The idea didn’t end there, as the mission was to make the numerals look almost digital or electronic. This was achieved using sapphire disks that were coated with a black metallization, leaving the numerals clear. Super-LumiNova® was then added underneath the sapphire disc, so that the luminescence would be completely flat, not bulbous as it appears when it is applied to the dial. It is interesting to note that the numerals had to be created back-to-front as they get reversed in the prism.
The HM8 took its design cues from Can-Am cars (hence the nickname) from the famous Canadian American Racing Championship. The HM8 Mark 2 finds inspiration in different sources, such as the iconic Porsche 918 Spyder for the shape of the body, and the Zagato double bubble for the sapphire crystal.
With the original HM8 ‘Can-Am’, a sapphire crystal allowed a view on the spinning rotor. The same movement, based on a Girard-Perregaux calibre, provides the base for the brand-new HM8 Mark 2.
Under the Hood
Much of the technology inside the HM8 Mark 2 is not visually obvious, starting with the titanium chassis, which is extremely complicated to mill. Even in stainless steel, it would have been extremely complex to make, but the hardness of this alloy really put MB&F’s technicians to the test.
The same is true of the CarbonMacrolon® body panels, which due to the small production quantities, could only be milled from a block, adding another layer of complexity to the watch’s coachwork. The double-curved sapphire crystal in the HM8 Mark 2 is also complex to produce, with an extremely high risk of breakage in the production process. The battle axe rotor made from 22-carat gold measures in at 0.2mm could only be stamped, with the engraving incorporated into the stamp, as it could not be machined due to the thinness.

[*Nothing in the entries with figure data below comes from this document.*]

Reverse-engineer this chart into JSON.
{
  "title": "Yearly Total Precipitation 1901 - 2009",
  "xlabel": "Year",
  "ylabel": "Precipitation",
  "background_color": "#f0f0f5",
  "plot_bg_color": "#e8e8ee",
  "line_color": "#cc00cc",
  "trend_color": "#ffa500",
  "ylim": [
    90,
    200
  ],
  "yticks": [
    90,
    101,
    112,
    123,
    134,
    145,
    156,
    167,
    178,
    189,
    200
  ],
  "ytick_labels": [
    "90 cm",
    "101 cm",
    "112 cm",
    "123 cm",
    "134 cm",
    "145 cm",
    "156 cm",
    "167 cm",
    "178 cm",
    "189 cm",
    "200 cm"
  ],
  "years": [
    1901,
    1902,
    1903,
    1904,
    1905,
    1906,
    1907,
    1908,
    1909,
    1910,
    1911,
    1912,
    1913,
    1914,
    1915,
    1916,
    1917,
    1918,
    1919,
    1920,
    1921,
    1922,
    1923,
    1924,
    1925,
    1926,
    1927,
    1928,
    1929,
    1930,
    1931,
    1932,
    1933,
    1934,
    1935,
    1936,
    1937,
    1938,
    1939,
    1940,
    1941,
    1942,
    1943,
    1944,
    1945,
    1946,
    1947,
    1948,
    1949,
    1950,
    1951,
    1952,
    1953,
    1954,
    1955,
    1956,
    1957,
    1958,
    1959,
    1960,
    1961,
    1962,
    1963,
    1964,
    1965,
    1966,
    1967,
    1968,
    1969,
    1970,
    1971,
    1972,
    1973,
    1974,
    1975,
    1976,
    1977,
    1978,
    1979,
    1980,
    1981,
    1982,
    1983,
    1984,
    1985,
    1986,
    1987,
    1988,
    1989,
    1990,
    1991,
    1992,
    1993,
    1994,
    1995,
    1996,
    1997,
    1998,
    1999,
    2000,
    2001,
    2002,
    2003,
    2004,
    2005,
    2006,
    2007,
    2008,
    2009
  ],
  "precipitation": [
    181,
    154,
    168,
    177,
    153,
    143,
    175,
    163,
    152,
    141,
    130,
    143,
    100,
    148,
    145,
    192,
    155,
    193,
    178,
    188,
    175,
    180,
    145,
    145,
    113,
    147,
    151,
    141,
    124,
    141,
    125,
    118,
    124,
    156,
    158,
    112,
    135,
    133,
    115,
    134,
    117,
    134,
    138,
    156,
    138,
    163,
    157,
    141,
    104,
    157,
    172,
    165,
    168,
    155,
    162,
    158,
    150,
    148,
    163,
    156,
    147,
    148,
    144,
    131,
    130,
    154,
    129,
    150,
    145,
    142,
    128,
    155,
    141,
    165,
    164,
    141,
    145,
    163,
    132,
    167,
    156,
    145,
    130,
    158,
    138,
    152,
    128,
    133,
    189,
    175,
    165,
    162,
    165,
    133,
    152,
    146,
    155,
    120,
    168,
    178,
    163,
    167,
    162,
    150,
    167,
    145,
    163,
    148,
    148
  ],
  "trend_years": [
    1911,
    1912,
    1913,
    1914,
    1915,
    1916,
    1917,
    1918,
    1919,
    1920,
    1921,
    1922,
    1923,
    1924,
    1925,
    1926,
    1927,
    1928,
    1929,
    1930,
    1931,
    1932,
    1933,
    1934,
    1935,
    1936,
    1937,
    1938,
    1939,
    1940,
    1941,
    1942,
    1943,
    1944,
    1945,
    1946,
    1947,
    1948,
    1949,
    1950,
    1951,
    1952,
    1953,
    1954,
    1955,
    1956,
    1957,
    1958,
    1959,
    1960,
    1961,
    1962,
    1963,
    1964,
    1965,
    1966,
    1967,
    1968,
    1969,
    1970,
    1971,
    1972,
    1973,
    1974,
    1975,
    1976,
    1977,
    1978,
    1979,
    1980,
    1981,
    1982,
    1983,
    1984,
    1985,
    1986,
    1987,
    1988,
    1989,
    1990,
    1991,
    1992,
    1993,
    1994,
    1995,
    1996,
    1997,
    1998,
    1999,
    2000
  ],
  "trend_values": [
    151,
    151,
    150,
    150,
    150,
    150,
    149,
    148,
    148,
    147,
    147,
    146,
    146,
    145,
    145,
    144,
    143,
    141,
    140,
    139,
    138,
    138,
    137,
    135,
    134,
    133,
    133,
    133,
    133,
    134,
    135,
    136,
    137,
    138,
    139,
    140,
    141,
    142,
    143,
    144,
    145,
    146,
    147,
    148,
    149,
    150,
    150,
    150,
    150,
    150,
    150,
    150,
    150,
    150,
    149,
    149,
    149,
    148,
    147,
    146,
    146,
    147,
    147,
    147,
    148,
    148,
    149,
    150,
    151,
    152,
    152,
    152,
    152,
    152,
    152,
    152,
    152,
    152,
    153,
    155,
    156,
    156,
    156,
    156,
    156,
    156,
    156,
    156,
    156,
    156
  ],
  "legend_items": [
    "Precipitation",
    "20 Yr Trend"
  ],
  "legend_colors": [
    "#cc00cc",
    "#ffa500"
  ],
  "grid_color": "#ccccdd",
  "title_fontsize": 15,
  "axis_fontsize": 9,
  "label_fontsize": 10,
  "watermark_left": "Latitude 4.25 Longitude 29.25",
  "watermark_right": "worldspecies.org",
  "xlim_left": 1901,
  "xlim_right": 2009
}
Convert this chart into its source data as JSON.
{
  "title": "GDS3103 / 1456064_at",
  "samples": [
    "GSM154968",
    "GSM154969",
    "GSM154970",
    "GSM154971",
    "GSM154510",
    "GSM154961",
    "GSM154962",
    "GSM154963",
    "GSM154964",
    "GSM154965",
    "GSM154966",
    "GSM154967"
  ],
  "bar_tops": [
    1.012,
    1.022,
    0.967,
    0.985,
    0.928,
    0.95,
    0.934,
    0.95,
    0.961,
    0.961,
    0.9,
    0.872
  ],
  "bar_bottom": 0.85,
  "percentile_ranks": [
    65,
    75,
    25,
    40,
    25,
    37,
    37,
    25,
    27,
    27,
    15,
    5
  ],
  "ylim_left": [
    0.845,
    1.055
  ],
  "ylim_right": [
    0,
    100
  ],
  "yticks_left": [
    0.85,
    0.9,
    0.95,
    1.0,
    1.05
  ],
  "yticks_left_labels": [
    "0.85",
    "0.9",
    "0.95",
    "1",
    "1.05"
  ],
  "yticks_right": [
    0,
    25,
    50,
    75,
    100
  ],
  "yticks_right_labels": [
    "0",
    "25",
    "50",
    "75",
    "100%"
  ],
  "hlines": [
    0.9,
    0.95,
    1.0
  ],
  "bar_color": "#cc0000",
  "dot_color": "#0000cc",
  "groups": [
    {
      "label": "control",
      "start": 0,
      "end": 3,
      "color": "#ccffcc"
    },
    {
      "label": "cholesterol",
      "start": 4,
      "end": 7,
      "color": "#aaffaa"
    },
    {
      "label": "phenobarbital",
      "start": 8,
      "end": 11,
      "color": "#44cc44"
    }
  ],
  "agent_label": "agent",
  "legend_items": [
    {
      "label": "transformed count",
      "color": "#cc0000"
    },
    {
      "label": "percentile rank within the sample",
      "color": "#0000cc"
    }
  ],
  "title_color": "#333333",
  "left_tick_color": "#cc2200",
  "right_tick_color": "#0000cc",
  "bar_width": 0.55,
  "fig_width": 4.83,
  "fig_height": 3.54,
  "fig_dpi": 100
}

Finally, not quite under the hood, but equally hidden, is a brand-new type of crown that has a sort of “double de-clutch” system. This works by pushing the crown in and turning it three-quarters of a turn to release it before using it to set the time. This has the advantage of gaining space and providing additional security to the system, a genuine advantage for a sports watch.
A New Composite Material
The HM8 Mark 2 is built from an independent water-resistant chassis, with CarbonMacrolon® body panels. Developed specifically for MB&F, CarbonMacrolon® is a composite material composed of a polymer matrix injected with carbon nanotubes, which add strength and rigidity. Carbon nanotubes offer superior tensile strength and stiffness than traditional carbon fibre reinforcing. MB&F’s CarbonMacrolon® is a solid material that is hard and can be coloured and finished in a number of ways, including polishing, sand-blasting and satin-finishing. In addition to all these attributes, it weighs eight times less than steel, making it extremely versatile and interesting from both a technical and design point of view.

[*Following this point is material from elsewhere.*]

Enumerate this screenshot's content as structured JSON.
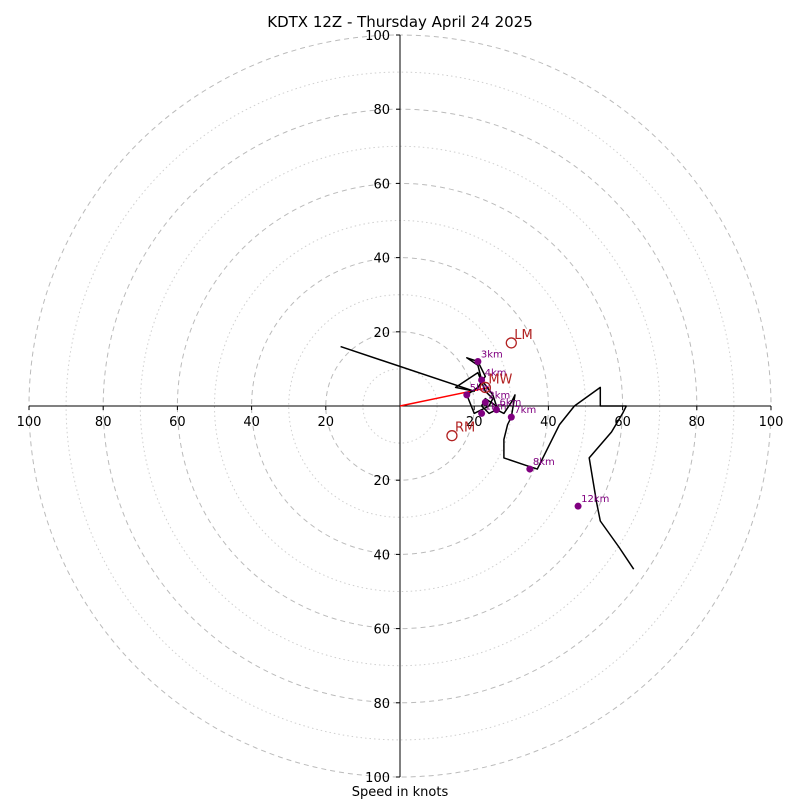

For the new HM8 Mark 2, this coachwork comes in a choice of white or British racing green CarbonMacrolon® that has a matt finish on the top and a high polish on the sides. The white version is paired with a green CVD rotor and light green minute markers, while the British racing green version comes with a red gold rotor and balance wheel and turquoise minute markers and is limited to 33 pieces.